Final Report Summary - SAFETYLON (Development of an interoperable platform technology for safety related data transfer and secure communication in local operating networks)
In the description of work (DoW) the preferred solution was a dual processor architecture whereby one processor was one of the standard LON chips (neuron or NEC LC30x0) serving as communication and application processor, and the secondary, different chip was to perform the role of a redundant processor. Both chips were to check each other's 'sanity' and results. After in-depth research and calculations it became clear that we needed a much more powerful architecture because of the permanent self-testing of hardware and firmware and the bandwith required for interprocessor and I/O communication. The final design specification is characterised by the following features:
- a two channel design for the SAFETYLON protocol based on a duplication of safety frames within a single EN14908 frame;
- an application layer protocol which provides a set of 'safe' services in a 'safety layer' independent of the underlying standard LON protocol;
- a dual safety processor architecture communicating through either a front-end LON chip from Echelon or from Loytec;
- a simple safety scheduler of own design and implementation in order to avoid the complexity and the cost of using a commercial embedded operating system;
- two functionally identical core modules from two industrial RTDs (WHO and Loytec) to provide a ready to use platform for SME applications;
- choice of either a commercial or a public domain application development environment which will increase the acceptance and ease of use for SMEs;
- employing an enhanced version of available commercial tools in combination with a verification method of safe installation parameters.

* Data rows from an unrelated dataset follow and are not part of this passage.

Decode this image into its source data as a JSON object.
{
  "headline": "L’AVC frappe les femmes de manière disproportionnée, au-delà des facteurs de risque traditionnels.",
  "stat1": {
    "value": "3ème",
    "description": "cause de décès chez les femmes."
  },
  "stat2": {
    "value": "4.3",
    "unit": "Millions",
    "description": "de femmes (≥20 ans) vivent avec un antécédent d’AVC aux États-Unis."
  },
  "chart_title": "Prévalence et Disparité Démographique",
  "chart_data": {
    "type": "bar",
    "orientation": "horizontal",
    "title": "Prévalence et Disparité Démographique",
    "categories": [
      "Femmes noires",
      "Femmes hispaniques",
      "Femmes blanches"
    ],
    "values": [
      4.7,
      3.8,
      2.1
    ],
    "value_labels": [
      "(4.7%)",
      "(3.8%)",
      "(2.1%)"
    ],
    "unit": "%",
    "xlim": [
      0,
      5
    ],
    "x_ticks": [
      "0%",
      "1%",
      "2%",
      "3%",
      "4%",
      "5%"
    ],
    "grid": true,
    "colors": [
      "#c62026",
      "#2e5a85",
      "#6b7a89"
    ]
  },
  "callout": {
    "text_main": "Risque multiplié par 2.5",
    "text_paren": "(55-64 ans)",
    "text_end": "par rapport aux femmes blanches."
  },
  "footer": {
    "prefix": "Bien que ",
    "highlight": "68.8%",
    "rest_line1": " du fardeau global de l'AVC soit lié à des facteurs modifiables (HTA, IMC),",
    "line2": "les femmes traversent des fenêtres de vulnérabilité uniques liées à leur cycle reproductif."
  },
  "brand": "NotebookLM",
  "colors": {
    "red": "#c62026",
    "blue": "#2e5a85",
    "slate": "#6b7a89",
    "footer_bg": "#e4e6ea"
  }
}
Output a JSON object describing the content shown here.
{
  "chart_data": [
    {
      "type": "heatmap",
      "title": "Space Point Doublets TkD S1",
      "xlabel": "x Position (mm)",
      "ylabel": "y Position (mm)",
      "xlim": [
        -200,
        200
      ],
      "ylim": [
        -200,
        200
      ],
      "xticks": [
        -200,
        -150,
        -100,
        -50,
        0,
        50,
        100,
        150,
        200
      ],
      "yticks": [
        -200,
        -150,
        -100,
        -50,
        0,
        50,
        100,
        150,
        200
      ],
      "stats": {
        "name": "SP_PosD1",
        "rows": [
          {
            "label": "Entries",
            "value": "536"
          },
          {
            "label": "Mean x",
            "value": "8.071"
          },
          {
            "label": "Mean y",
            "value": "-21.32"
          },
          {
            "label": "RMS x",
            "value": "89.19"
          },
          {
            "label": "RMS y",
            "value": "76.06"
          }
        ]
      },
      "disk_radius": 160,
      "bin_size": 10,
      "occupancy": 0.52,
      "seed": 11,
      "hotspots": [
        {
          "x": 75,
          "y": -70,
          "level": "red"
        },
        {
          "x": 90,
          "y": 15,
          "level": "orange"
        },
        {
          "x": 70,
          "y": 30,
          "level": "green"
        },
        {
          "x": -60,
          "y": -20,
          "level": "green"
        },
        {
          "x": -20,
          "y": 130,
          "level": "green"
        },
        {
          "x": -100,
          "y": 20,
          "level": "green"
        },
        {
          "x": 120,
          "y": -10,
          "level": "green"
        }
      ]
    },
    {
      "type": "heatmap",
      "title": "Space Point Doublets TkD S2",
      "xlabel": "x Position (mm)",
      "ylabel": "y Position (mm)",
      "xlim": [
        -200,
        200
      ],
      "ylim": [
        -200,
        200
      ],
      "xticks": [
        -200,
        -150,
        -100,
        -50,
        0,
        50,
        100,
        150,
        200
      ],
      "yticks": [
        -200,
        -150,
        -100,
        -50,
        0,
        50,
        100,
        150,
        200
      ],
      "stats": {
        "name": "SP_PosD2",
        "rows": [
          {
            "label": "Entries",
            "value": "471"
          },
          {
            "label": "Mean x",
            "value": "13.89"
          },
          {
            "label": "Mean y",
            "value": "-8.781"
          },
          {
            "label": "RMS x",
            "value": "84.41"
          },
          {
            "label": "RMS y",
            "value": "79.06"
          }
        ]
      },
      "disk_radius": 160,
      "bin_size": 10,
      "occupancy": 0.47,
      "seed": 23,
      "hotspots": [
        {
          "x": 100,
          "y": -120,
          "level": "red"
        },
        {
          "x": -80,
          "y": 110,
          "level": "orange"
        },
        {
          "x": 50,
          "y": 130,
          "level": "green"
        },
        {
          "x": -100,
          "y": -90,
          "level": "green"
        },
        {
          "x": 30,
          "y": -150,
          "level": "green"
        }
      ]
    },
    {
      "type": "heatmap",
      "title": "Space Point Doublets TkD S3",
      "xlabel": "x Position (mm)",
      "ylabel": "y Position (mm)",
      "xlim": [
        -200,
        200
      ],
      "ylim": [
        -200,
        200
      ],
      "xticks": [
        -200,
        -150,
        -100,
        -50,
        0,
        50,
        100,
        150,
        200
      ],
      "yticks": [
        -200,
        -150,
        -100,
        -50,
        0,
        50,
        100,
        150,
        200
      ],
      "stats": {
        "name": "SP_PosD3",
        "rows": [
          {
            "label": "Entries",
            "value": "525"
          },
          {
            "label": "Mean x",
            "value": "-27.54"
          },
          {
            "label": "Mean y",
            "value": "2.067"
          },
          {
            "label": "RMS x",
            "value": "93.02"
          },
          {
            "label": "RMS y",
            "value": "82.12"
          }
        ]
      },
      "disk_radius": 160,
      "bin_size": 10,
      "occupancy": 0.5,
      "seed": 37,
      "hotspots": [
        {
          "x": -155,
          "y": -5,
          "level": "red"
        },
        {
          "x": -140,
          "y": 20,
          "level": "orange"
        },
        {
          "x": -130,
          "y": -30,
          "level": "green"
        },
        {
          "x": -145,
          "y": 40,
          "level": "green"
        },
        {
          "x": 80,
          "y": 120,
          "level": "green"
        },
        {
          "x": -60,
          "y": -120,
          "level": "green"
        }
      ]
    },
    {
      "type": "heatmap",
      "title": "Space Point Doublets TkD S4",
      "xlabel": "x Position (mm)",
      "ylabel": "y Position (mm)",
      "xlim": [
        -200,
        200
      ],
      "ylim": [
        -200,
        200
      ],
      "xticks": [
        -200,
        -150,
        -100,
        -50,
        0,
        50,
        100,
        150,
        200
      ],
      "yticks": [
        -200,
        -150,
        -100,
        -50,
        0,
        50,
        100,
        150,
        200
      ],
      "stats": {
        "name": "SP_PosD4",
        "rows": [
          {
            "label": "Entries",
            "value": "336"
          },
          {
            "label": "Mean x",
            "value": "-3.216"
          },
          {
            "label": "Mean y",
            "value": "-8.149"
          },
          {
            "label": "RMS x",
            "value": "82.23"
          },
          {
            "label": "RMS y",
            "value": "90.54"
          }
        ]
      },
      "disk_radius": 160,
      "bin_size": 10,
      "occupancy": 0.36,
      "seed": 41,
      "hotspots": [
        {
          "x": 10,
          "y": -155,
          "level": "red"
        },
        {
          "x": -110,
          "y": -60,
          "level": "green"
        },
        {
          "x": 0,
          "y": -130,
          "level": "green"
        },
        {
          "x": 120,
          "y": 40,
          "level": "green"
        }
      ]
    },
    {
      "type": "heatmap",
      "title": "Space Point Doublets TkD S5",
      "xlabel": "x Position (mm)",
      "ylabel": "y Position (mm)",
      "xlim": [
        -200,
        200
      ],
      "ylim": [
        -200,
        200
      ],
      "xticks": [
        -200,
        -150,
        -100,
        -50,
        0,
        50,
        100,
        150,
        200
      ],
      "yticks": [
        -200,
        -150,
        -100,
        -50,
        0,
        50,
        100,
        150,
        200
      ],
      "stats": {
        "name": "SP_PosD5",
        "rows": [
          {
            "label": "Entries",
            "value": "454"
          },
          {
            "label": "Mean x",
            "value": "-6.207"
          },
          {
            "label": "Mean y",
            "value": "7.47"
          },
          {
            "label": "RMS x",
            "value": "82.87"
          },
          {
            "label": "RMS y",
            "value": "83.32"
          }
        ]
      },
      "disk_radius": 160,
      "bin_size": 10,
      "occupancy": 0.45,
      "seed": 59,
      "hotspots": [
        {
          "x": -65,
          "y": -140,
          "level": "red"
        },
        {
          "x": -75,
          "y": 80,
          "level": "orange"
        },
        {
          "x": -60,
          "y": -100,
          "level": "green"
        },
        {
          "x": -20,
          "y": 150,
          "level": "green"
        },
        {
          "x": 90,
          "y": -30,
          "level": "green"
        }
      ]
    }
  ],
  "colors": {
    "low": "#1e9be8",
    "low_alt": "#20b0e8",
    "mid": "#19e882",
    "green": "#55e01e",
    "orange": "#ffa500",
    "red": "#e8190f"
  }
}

The new three processor architecture is decidedly more powerful and in many ways superior to the DoW proposed design. In particular, the SME safety applications will now be identical for both hardware platforms and even the safety firmware will be identical. It turned out, however, that the implementation will require significantly more time and resources than originally planned. This concerns primarily the three RTDs who are responsible for the design and development of the core functionality, i.e. Innotec, ICT and FH Dortmund. In order to compensate for these unplanned efforts the entire work plan was reworked and some critical paths could be eliminated. To be on the safe side, though, it may occur that the project end date may have to be extended by up to three months.